Kendimi tutamadım ve hönkür hönkür ağlayıp konuşmaya başladım
- İyi diyil Bayan Katrın hemde hiç. Acı çekiyorum. Kalbimde bir oyuk var ve Cekin bana yabancıymış gibi davranması daha çok yakıyor. Ne yapıcağımı bilmiyorum . Onu kaybetme korkusuyla kendimden uzaklaşdırdım.
+ Şii tamam sakinleş Milana gel bakıyım buraya. Cek senden birazda olsa soyumadı kuzum. Oğlumu tanıyorum. Sen onu olgunlaşdırdın. Cek böyle olgunsa bu senin sayende kızım. Hadi ellerini yıka bende çay koyyum her şeyi anlat.
Peki söylemekle yetindim. Ceke sarılan kolların banada sarılması huzur vermişdi. Ellerimi yıkadım misafir odasına geçtim. Bayan Katrin elinde tebsiyle geldi çay ve çikolatalarla geri döndü.
+ Cek bunlardan sevdiyini söylerdi. Her alış verişe gittiyimizde bunlardan aldırırdı. Sen bize gelince çayla içersin diye. Sende sanıyosun ki senden soyudu. Senden uzak olsa bile seni düşünüyor Milena. Peki , anlat bakalım neler oldu.

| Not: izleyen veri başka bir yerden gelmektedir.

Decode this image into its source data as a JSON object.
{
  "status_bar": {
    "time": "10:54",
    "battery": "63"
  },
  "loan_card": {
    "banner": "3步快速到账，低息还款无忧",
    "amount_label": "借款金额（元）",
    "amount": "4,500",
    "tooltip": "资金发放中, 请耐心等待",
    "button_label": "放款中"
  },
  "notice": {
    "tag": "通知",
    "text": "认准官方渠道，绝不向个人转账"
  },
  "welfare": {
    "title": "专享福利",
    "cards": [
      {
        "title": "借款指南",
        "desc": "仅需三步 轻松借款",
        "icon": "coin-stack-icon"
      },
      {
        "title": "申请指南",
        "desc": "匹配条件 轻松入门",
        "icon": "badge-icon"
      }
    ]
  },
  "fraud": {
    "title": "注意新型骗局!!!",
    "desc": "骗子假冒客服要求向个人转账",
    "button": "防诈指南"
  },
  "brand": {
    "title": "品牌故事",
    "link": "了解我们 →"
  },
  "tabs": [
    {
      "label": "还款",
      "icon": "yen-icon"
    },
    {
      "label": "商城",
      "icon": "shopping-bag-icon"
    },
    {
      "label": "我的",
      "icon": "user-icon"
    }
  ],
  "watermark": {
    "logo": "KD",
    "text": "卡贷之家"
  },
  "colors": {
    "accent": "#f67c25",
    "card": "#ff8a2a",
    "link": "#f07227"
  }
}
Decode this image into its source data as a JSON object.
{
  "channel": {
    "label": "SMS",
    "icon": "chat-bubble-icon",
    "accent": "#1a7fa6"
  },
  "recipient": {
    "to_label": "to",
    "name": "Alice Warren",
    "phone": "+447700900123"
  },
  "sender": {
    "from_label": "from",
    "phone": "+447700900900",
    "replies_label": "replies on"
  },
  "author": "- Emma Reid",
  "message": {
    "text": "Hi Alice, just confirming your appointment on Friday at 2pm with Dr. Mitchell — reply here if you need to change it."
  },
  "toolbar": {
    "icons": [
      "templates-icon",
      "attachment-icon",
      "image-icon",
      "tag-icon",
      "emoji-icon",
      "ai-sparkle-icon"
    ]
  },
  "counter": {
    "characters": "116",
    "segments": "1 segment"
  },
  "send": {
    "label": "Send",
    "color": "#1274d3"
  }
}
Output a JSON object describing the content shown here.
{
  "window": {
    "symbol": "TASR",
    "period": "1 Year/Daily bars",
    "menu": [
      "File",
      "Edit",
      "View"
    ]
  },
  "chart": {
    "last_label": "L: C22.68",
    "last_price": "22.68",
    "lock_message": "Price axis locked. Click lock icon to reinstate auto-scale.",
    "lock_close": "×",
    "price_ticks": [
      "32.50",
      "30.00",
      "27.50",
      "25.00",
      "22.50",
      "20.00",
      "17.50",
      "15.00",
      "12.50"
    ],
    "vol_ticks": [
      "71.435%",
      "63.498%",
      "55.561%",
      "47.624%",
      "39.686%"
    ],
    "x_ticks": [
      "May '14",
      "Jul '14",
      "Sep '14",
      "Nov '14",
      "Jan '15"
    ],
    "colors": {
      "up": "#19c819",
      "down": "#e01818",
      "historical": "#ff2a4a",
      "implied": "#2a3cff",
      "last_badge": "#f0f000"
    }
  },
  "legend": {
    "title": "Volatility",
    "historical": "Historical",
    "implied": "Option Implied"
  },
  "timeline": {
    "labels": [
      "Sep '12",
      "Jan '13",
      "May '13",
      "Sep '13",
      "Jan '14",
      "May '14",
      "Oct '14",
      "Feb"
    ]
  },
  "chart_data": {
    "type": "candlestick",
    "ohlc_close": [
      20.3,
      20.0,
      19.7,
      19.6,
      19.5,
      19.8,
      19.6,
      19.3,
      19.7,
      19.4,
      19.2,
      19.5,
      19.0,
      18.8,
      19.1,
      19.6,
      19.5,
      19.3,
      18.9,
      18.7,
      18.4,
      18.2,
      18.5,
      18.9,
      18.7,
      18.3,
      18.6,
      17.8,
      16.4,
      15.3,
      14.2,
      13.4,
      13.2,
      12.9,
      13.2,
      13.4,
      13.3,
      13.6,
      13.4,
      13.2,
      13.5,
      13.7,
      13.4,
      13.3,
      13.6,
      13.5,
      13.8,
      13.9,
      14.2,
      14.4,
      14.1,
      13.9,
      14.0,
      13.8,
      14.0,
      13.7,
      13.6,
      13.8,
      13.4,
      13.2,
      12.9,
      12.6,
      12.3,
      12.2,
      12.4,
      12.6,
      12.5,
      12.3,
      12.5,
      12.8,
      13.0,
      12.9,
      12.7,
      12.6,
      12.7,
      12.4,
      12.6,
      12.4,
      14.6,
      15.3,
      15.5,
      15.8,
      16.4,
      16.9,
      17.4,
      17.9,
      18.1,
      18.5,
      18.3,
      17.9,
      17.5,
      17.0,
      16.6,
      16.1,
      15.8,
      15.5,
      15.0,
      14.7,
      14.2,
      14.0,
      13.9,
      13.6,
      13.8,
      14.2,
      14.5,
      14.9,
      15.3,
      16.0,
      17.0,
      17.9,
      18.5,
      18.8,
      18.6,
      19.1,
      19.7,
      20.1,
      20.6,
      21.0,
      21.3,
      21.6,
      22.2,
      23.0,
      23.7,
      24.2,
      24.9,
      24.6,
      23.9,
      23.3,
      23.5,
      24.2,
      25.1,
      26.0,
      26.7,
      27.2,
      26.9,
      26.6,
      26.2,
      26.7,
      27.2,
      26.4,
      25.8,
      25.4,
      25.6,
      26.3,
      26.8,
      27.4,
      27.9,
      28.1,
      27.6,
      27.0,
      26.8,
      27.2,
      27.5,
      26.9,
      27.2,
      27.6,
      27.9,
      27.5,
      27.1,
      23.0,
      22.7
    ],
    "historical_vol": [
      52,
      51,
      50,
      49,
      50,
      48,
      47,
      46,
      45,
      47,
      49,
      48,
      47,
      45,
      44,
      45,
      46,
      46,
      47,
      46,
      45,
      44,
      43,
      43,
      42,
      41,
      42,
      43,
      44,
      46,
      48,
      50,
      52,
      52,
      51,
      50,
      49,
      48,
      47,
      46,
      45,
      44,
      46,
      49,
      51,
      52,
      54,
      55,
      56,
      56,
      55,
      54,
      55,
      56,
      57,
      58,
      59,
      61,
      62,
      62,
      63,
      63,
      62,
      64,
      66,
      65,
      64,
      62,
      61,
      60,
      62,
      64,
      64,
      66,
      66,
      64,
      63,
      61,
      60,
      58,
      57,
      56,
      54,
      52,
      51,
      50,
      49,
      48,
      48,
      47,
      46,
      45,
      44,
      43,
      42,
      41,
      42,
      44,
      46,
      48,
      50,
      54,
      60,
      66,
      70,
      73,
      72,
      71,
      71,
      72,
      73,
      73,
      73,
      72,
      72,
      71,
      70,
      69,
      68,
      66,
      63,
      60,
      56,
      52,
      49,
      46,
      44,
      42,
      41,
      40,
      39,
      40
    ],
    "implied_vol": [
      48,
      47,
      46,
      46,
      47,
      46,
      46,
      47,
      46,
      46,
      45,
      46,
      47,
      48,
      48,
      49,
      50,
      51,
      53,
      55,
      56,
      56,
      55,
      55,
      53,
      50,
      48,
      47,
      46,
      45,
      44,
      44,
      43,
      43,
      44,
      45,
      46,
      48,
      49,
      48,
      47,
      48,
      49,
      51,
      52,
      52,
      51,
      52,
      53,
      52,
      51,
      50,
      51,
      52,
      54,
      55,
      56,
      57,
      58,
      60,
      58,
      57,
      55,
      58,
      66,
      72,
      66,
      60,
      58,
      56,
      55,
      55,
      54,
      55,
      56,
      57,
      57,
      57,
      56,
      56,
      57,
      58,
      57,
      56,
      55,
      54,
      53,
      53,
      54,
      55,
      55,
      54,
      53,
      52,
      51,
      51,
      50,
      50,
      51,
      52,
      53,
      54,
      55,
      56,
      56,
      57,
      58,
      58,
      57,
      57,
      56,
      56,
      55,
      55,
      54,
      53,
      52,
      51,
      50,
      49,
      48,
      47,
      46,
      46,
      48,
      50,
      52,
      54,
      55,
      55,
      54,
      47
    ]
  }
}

Derin nefes aldım ve her şeyi teker teker anlatmaya başladım.

- Her şey çok güzeldi . Her gün beraber zaman geçirir unutulmaz anlar oluştururduk. Sevgili diyildik , o da bende kabul etmiyorduk. Hem bişeye isim koyunca bitişide oluyor. Bir gün Cek beni her zaman gittiyimiz deniz sahiline götürdü. Çok önemli bişey anlatıcakdı. Ben beni ne kadar sevdiyini ve artık ne olursa olsun sevgili olucağımızı demesini beklerken gidiyorum dedi. Gidiyorum kelimesi beynimde yankılandı. Kalbim kırıldı. Beni bırakıb gidiyordu. Bağırdım arkama bakmadan gittim. Sonra Oliv eski sınfımdan arkadaşım beni gördü o kadar ağlamıştım ki bayılmışım eve kadar beni o getirmiş. Cek ziyarete gelince çok mutlu oldum gitmiyiceyini düşündüm , amma sonu yine gidiyorum bitince kızdım. Olivle çıkdığımızı söyledim. Canımın yandığı gibi onunda canı yansın istedim. İşte ordan yol aldın Olivle sevgiliymiş rolü yapmaya başkadık. Amma çok pişmanım Ceki çok özlüyüyorum. Karşımda amma dokunamıyorum. Şimdi tamamen kaybetcem. Hiç bir şey umrumda diyil . Sadece biraz olsun görüyüm yeter.
+ Milena... sen ne yapmışsın böyle. Her şeyi ne kadar karıştırmışsın. Bunu bitirmen lazım. Cek seni affeder mi....
Kelimenin geri kalanını getirmemesinden anladım ki anneside bilmiyor.
+ Peki Olivle oyununa neden son vermiyorsun?
- O bana aşık. Bu oyundan çok memnun şimdi ben ayrılmak istersem beni kaybetmemek için Ceke her şeyi anlatar.
+ Nee??!! O kim oluyor seni tehtit ediyor? Hemen gösder bana o çocuğu büyümüşde tehtit mi ediyor?
- Hayır lütfen bayan Katrin sakin olun. Cek gidince zaten ayrılcam . Cek giderse söyliyemez. O zamana kadar dayanırım.
+ Peki Cek ? Oğlum diye korumuyorum ya da seni dışlamıyorum kızım , amma Ceke ne olucak?
- Cek zaten gidiyor. Bir süre meşkül olucak. Geri dönünce bununla yüzleşicem , amma lütfen bayan Katrin yalvarırım hiç bişey anlatma Ceke. Yüzünü bakamam.
+ Ne diyiceyimi bilmiyorum. Madem sizin hayatınız siz karar verin. İkinizde zeki bireylersiz.
- Çok teşekkür ederim bayan Katrin . Ben artık gitsem iyi olur . Sizinle konuşmak beni gerçekten rahatlatdı.
Kapıda yine sımsıkı sarıldım ve eve gittim.